The API is OpenAI-compatible (we run vLLM), so you just swap the base URL. Currently offering a few models.
Also mobile version is a bit broken, but good idea and good luck!
For $40, I'd get 20 tok/s * 2.6M seconds per month = 52M tokens of DeepSeek v3.2 per month if I run it 24/7, which is not realistic for most workloads.
On OpenRouter [1], $40 buys 105M tokens from the same model, which is more than 52M tokens, and I can freely choose when to use them.
> deepseek-v3.2-685b, $40/mo/slot for ~20 tok/s, 465 slots total
> 465 users × 20 tok/s = 9,300 tok/s needed
> The node peaks at ~3,000 tok/s total. So at full capacity they can really only serve:
> 3,000 ÷ 20 = 150 concurrent users at 20 tok/s
> That's only 32% of the cohort being active simultaneously.
I dig the idea! I'm curious where the costs will land with actual use.
That's over a 1000 words/s if you were typing. If 1000 words/s is too slow for your use-case, then perhaps $5/m is just not for you.
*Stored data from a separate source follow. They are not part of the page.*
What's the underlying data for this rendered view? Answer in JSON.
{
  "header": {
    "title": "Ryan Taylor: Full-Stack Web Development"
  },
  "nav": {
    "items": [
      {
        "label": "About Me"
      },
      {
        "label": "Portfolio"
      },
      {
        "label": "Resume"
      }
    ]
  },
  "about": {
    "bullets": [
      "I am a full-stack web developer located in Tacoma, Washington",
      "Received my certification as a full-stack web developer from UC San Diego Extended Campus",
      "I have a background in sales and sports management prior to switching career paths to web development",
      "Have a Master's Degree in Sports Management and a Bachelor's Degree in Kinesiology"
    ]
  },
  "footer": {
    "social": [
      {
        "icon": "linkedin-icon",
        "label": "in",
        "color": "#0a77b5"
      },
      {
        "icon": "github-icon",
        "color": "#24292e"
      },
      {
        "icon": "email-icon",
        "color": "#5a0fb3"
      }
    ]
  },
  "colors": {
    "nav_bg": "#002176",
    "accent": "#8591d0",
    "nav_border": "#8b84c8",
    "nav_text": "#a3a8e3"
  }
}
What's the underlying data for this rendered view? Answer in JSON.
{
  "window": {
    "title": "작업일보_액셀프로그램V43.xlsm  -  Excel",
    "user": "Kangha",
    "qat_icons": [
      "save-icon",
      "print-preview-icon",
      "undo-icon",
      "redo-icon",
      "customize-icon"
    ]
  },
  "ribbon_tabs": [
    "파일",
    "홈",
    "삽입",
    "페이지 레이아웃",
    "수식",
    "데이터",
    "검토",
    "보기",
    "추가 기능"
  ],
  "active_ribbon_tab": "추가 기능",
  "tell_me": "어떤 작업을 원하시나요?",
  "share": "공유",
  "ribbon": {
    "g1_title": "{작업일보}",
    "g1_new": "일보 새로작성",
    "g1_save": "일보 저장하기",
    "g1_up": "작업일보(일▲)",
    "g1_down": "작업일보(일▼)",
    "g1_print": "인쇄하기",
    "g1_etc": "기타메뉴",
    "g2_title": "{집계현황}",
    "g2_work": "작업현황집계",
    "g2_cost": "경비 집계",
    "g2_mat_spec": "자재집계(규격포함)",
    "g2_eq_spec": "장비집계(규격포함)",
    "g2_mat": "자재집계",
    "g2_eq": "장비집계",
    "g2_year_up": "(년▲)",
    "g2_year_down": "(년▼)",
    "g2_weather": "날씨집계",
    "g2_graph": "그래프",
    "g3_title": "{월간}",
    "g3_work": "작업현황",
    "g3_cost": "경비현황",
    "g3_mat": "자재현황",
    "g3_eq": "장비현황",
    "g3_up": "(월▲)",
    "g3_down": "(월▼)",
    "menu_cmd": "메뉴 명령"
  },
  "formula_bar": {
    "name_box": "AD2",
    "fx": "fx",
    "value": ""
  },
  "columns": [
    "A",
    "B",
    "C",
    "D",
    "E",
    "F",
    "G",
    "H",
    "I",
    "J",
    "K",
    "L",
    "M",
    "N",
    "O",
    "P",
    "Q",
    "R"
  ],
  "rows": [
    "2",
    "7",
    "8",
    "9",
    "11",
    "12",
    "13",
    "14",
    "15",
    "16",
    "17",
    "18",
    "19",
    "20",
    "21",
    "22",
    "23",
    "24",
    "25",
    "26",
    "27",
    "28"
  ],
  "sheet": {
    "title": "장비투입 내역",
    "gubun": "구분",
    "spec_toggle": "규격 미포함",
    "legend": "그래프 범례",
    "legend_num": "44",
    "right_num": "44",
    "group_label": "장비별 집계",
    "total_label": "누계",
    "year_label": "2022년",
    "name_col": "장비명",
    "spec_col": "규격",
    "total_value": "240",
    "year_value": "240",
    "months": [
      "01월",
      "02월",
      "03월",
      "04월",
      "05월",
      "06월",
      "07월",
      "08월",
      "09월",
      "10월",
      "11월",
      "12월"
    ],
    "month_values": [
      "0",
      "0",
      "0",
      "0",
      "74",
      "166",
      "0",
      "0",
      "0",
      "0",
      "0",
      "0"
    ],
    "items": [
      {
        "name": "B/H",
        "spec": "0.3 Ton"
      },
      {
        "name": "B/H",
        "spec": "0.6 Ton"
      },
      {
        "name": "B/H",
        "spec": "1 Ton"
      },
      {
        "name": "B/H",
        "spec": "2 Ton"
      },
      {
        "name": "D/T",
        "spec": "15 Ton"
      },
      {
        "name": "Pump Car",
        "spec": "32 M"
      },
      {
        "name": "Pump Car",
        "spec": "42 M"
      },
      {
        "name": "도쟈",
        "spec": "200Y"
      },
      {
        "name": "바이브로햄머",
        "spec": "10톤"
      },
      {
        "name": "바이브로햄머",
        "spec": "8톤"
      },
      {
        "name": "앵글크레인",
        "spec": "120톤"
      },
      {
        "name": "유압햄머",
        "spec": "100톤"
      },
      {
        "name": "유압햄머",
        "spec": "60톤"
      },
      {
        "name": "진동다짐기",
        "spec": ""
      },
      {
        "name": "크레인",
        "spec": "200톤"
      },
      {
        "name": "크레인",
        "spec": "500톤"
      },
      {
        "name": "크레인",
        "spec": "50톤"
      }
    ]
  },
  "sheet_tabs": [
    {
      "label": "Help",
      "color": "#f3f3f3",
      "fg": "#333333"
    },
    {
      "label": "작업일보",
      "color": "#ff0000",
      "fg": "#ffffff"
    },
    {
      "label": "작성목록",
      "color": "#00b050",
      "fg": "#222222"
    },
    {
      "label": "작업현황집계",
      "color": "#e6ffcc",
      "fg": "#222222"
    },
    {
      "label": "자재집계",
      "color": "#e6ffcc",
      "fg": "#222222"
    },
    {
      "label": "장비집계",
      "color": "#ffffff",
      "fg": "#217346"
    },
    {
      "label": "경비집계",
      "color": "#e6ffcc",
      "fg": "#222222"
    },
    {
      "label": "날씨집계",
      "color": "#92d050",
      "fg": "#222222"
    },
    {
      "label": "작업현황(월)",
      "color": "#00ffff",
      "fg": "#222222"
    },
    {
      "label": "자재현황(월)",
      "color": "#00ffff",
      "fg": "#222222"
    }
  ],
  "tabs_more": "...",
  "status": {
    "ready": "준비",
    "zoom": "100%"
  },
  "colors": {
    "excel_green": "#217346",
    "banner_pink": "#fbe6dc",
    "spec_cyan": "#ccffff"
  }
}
I kinda like the idea of paying $5/m for unlimited usage at the specified speed.
It beats a 10x higher speed that hits daily restrictions in about 2 hours, and weekly restrictions in 3 days.
I mean my local 122b is only 20t/s so for background stuff it can be used for that. But not for anything interactive IME.
What are you running that local 122b on? I mean, this looks attractive to me for $5/m running unlimited at 20t/s-25t/s, but if I could buy hardware to get that running locally, I don't mind doing so.